A bill to standardize self-driving across all states and exempt tens of thousands of cars every year from the National Highway Traffic Safety Administration (NHTSA) rules has unanimously passed a House panel vote, paving the way for a full House vote in after the August recess.

The full House Energy and Commerce Committee may vote on it as soon as next week, according to Bloomberg, and there’s a high chance it will make its way through the full House vote.

See Also: Waymo narrows case against Uber as court date nears

It received bipartisan support after Democratic proposals were accepted, including a directive for the NHTSA to write the rules for self-driving cars in 18 months. Automakers also need to show that the autonomous technology is fit for public roads.
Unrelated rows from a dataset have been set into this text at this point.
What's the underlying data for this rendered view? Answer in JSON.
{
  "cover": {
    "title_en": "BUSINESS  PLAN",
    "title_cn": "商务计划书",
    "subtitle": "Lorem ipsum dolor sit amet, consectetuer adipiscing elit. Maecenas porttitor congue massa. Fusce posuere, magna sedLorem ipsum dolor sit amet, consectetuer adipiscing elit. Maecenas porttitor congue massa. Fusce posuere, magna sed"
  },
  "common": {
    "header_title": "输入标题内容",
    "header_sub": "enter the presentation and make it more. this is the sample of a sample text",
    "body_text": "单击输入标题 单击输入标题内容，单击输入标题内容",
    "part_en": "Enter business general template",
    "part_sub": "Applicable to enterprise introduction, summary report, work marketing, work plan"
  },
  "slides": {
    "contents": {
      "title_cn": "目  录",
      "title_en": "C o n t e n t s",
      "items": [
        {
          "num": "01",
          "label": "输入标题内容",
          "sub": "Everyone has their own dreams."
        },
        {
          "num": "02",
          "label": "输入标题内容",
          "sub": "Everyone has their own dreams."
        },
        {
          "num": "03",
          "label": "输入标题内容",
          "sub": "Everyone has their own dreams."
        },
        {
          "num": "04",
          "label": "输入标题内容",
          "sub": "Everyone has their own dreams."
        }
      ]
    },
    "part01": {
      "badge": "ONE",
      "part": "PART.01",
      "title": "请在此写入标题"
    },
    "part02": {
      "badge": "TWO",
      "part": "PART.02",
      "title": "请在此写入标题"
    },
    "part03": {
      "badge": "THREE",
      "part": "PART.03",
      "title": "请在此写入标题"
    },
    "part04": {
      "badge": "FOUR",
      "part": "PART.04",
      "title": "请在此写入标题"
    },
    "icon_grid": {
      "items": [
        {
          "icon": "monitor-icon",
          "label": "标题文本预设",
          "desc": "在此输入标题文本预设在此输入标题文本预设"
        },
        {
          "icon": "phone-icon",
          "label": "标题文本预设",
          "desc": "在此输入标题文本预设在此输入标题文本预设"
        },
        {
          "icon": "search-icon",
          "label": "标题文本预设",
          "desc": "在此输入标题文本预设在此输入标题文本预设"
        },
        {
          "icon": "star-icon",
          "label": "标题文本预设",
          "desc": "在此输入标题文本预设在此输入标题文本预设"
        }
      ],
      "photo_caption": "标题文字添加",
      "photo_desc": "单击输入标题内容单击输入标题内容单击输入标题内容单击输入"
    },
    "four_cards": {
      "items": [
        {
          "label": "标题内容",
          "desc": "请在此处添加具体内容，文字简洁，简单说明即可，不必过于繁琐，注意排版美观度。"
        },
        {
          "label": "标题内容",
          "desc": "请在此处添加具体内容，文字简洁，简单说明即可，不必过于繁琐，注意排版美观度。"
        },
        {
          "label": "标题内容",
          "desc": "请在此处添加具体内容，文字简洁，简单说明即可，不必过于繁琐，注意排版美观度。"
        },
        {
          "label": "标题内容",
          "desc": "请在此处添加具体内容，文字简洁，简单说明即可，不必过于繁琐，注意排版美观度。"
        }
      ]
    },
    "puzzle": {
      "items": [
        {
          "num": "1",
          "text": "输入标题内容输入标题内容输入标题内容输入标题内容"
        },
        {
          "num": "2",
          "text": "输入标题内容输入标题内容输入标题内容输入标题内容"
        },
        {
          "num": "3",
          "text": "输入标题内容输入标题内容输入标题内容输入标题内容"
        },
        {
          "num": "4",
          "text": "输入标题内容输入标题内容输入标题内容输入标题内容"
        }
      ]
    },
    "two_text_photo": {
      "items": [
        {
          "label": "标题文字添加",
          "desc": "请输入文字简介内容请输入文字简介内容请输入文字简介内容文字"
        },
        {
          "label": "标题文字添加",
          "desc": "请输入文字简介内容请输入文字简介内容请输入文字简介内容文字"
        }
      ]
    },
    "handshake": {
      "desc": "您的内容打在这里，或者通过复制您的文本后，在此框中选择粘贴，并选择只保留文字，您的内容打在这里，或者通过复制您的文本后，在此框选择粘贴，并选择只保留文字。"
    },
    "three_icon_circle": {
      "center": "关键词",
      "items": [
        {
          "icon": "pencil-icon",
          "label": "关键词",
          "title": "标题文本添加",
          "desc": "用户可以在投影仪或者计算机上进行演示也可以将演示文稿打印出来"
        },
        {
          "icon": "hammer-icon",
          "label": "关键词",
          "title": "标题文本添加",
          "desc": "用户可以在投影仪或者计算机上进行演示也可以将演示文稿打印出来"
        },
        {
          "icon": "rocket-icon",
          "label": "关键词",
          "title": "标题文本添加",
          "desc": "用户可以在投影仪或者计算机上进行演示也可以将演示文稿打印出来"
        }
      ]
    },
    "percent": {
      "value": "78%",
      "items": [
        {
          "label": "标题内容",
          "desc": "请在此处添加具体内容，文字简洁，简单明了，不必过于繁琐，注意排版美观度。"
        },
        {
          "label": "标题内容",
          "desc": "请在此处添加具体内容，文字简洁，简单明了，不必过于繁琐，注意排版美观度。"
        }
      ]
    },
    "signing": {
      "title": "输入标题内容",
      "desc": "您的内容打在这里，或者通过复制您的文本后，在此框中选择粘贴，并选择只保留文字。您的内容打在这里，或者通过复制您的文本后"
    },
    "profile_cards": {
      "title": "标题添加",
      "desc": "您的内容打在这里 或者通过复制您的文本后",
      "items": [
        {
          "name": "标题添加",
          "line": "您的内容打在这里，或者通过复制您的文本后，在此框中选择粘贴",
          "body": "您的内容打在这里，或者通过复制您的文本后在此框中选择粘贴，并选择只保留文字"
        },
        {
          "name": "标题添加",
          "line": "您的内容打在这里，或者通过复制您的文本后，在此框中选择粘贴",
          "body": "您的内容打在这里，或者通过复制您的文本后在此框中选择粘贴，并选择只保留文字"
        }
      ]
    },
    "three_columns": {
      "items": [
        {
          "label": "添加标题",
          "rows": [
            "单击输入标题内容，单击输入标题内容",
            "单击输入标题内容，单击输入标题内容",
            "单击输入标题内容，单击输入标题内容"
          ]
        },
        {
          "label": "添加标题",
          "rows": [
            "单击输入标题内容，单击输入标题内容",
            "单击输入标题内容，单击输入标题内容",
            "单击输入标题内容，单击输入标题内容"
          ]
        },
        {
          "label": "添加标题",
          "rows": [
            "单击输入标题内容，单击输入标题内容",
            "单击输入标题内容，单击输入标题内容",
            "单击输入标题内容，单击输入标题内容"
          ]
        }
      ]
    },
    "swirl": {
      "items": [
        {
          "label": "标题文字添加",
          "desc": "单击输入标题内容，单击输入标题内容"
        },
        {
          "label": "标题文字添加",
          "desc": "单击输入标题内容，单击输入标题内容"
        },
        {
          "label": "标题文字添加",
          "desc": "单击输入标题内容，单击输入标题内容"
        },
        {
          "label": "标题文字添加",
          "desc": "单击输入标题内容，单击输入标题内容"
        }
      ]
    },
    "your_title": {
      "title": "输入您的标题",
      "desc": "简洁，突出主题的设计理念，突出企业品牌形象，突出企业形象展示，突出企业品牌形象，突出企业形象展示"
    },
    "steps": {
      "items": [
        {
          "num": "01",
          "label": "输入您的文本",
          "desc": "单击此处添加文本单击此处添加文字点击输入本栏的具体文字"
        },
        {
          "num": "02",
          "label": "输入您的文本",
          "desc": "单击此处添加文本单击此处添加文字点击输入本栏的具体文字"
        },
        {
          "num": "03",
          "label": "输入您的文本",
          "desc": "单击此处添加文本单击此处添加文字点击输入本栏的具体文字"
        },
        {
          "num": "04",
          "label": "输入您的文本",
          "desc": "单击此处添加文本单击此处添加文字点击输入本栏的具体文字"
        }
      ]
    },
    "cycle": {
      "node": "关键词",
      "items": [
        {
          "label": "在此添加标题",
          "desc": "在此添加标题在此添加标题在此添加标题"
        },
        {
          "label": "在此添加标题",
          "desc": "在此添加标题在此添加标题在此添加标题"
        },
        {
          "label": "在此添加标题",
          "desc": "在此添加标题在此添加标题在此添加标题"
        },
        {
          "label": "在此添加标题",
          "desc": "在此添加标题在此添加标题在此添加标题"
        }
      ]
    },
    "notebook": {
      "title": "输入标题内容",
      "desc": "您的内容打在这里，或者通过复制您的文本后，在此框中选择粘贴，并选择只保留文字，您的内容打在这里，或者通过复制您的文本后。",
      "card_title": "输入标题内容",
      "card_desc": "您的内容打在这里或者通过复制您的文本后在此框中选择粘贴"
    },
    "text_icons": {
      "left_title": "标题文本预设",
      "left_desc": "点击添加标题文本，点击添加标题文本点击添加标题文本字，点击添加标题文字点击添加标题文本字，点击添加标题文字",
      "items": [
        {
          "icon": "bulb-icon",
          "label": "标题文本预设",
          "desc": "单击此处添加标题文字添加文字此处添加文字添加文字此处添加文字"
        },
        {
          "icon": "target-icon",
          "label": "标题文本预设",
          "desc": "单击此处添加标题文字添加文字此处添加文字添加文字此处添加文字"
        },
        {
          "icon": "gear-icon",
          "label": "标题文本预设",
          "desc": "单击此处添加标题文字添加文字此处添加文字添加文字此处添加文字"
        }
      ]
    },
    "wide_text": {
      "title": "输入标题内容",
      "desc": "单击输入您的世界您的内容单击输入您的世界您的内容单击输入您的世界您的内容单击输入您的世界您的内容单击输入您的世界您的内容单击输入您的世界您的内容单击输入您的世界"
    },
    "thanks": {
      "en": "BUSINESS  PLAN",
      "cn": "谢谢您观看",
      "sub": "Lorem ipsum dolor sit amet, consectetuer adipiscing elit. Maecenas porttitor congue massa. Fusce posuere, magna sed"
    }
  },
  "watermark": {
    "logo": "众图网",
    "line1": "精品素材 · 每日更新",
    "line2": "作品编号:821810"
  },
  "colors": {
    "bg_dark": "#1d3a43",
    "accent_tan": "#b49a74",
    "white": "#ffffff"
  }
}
“Today’s markup represents the most significant step this subcommittee has taken to date to ultimately enact comprehensive legislation on self-driving technologies and services,” said Bob Latta, the Ohio Republican who chairs the House Energy and Commerce Committee’s Digital Commerce and Consumer Protection panel. “Our work is not done and we will continue to perfect language as we prepare to move quickly to full-committee markup.”

The legislation would ban all states from regulating self-driving cars, software, and services. Google, Tesla, and other stakeholders want to see the legislation pass, as some states have been slower to legalize parts of self-driving, while others have asked for a lot of private data in return for access to public roads.